Monday, January 14, 2008

La Bella Figura


jHELMER_portraitsJ, originally uploaded by james helmer.

I came across this photo by accident on Flickr today. This man was set on fire by the Khmer Rouge during the Pol Pot regime and now lives by the genocide museum in Cambodia's capital city, Phnom Penh, surviving largely on tourist handouts. This photo got me thinking a lot about the beautiful metropolitan lives we boast about in the world's major cities. In Rome, it's called 'La Bella Figura' - the beautiful figure. Or more generally, the beautiful image. It's about dressing well, behaving appropriately, bringing the right gifts and watching after how you present yourself to the world.


In Rome, you see the the 'bella figura' every day. The tram stop on Via Arenula is a good place to watch this, as commuters either rush between trams or 'stylishly' wait for the next one. They always seem to be dressed in black, with some delightfully colorful scarf and aggressively pointed leather boots. The older ladies shuffle around in faux-fur coat. Everyone looks the part.

And occasionally, like I did today, you run into a wizened old woman in dowdy wear, waiting outside the cafe where you've just gulped down your cappucino, asking for a few euro cents. She'd 'inappropriately' dressed so nobody pays any attention. In fact, like in most cities, I get the impression I'm supposed to ignore her and walk away to carry on with my beautiful life.

Which, of course, I didn't. I put a euro in her outstretched palm. It wasn't about altruism per se. It was about me, and it was about cities. It was about me because my family's always taught me to be generous and emphatic. And it was about cities because cities normally hate the poor and ugly (particularly because they are beset by them) and ignoring them is choosing to live in a dream.

Sunday, January 13, 2008

Late to the Market - Trawling Porta Portese
















We were late getting up Sunday morning so we only got to the market at about 11. Recommended visiting hours for the flea market was before 9am, which was just about right... because by the time we got there, I was bumping uglies with Sunday-morning Romans and excusing myself in broken Italian as I worked my way past the many bric-a-brac stalls, mostly laid out on huge tablecloths or arranged on some rickety table beneath a beach umbrella.
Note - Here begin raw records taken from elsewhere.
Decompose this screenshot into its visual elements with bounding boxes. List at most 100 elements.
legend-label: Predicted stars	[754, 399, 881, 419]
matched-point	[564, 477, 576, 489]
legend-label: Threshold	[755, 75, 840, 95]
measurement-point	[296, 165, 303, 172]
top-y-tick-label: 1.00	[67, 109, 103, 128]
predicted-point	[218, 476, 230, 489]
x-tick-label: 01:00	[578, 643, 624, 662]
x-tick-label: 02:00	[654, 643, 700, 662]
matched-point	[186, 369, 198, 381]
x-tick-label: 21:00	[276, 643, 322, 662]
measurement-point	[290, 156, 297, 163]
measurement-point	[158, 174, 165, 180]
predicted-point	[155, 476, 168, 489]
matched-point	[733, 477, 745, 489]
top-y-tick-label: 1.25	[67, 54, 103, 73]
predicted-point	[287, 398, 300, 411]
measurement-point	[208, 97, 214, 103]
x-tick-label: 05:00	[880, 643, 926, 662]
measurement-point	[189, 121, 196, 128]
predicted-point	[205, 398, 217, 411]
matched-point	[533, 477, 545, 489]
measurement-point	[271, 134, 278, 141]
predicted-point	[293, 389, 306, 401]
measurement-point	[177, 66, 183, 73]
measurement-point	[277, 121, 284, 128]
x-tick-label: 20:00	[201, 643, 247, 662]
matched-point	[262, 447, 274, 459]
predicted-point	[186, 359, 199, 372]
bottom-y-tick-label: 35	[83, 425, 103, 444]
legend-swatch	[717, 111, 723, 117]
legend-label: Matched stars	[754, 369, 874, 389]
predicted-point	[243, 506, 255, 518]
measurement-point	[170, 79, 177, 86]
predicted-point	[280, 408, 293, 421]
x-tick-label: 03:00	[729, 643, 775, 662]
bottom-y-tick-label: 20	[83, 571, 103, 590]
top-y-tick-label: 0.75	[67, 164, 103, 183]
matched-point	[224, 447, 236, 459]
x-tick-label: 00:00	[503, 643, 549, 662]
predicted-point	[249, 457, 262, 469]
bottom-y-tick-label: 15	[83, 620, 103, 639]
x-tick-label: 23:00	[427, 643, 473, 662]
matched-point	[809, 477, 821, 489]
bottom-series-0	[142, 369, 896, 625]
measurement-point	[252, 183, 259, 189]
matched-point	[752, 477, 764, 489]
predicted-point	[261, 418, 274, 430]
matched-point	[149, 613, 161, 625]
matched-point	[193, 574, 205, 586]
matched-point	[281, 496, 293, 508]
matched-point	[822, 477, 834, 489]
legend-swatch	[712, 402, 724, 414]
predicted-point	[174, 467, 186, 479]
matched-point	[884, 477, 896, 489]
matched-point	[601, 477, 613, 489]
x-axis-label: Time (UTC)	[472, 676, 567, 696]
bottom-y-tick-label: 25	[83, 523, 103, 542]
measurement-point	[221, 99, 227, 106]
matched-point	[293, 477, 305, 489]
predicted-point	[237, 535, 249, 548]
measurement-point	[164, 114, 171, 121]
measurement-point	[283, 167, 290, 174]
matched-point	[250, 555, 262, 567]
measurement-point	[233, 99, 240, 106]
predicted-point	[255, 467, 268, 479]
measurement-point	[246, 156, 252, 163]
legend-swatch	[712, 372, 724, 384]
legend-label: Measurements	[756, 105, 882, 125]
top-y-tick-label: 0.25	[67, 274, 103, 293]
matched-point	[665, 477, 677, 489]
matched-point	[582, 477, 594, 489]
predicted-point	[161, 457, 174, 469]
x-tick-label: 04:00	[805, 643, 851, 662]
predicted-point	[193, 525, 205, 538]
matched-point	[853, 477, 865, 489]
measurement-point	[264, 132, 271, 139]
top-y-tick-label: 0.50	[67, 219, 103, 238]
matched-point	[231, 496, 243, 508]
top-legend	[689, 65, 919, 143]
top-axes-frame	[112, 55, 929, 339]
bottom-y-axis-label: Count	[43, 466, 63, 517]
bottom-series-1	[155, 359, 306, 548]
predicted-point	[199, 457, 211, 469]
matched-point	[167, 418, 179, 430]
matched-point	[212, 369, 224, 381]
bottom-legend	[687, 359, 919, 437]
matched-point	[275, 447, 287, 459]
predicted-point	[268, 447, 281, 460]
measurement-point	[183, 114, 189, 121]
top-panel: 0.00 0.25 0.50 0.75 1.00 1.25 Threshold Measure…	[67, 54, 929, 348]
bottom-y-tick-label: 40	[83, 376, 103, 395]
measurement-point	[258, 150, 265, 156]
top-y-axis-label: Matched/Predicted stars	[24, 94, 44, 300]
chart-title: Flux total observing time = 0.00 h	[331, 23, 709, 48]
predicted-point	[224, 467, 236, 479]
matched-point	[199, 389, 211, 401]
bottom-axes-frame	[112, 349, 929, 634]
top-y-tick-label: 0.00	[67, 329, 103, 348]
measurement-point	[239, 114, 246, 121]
Porta Portese is Rome's largest and most famous flea market (yet it's been only 12 hours since I heard of it), the equivalent on London's Portobello Road. It's located off the main road running directly from Ponte Girabaldi and up the Trastevere neighborhood, on Via Ippolito Neivo. Trastevere, for those of you saturated by historic Rome, is quintessentially residential--it's supposed to be antithetical to tourist Rome, where the 'real' Romans stay. In fact, the residents of Trastevere have been declaring their 'Romanness' for a long time, claiming to be direct descendents of those Roman sailors who installed the awnings/sunshades of the Colosseum. And walking up the long Viale di Trastevere boulevard towards the market, the residential label seems fair enough. No kitsch tourist shops or grand museums; flanking the boulevard were plain apartment blocks with small shops opening onto the street--bakeries, supermercatos, etc. Food and vegetables are even supposed to be cheaper this side of the Tiber...
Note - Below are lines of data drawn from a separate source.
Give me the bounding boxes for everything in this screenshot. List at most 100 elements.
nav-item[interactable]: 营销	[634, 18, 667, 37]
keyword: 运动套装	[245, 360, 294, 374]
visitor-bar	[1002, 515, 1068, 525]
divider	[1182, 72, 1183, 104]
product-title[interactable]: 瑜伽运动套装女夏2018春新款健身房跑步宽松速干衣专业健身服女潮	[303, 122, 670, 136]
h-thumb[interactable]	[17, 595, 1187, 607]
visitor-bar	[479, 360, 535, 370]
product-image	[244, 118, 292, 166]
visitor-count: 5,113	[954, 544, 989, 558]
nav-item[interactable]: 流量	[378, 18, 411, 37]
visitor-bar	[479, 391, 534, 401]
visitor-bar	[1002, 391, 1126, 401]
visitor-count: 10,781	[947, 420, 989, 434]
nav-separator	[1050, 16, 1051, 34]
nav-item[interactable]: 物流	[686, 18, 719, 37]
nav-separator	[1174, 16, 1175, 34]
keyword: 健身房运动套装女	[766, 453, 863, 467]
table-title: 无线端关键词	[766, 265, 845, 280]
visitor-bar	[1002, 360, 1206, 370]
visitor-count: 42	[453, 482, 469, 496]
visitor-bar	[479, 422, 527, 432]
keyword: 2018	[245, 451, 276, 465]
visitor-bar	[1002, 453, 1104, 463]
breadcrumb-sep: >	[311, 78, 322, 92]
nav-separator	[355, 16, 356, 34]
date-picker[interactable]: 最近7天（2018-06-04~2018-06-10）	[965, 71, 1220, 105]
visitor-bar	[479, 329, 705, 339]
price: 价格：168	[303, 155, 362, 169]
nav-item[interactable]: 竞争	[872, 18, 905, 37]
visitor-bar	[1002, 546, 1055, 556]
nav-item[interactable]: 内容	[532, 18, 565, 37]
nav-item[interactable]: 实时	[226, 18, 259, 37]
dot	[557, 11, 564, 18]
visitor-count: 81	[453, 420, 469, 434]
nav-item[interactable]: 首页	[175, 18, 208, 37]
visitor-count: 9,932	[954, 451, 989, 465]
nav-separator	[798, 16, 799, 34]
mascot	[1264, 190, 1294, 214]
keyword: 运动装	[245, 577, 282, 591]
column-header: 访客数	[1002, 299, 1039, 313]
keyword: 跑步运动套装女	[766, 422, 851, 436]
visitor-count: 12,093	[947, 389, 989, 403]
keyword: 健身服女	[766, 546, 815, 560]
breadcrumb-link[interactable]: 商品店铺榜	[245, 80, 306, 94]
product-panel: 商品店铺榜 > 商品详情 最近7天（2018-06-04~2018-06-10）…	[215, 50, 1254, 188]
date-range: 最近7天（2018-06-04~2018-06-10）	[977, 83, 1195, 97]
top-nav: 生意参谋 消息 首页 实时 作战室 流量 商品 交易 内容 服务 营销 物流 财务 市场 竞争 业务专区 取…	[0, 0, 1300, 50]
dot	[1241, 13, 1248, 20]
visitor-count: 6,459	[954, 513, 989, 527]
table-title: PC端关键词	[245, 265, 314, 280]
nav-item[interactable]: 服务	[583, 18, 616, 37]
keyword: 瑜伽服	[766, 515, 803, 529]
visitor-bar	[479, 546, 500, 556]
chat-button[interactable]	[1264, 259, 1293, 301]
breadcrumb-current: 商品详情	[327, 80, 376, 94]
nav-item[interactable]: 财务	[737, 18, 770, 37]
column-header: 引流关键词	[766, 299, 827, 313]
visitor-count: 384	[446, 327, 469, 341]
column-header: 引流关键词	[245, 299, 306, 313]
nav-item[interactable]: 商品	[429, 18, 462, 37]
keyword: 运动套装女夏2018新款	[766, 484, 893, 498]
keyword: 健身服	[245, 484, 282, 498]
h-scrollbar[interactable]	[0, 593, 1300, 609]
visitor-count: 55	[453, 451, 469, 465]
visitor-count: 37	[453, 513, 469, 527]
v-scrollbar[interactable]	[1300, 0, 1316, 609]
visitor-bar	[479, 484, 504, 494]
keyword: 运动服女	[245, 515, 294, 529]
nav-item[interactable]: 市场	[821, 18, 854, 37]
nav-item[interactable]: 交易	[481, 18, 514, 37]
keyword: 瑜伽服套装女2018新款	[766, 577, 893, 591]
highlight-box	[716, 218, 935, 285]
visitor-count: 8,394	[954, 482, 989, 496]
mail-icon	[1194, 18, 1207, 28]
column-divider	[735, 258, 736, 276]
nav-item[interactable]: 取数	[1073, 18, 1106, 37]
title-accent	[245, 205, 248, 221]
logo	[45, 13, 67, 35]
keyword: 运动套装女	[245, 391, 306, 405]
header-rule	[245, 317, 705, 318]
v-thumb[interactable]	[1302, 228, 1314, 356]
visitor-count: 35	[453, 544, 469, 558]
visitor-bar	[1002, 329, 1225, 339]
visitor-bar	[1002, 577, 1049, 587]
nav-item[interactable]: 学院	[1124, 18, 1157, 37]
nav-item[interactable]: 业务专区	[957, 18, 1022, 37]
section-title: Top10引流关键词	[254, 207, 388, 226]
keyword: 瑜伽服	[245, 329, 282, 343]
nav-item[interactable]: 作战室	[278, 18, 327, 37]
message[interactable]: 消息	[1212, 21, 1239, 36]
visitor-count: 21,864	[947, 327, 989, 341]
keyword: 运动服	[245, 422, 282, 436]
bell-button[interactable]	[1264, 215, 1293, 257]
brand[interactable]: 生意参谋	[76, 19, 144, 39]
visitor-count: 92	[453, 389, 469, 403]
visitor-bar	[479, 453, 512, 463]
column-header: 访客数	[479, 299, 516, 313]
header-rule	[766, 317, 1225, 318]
Now, back to market again. It started to pour after a while and umbrella-holding hurts the bargain-hunting mood. I ended up with only 1 purchase--a secondhand Cokin 67mm filter ring adapter for 4 euros. I tried bargaining--tre euros, signore!--but the smiling stallkeeper thought I merely misunderstood him. He held up four fingers--quattro euros!

On the whole, the market isn't necessarily your bargain hub. There's a hint that these stallkeepers have seen their fair share of tourists and can gauge your spending power pretty accurately. All in all, going to market on a Sunday is a good social experience, if you're not the Churchgoing sort, and definitely good eye candy! I got that the shot of the antique drawing supplies which made me want to sketch so badly, and the cacti below (we almost bought one if it wasn't for the crowds) is from my friend, Stephanie G., who is also blogging about our Roman escapade at Snailing Rome.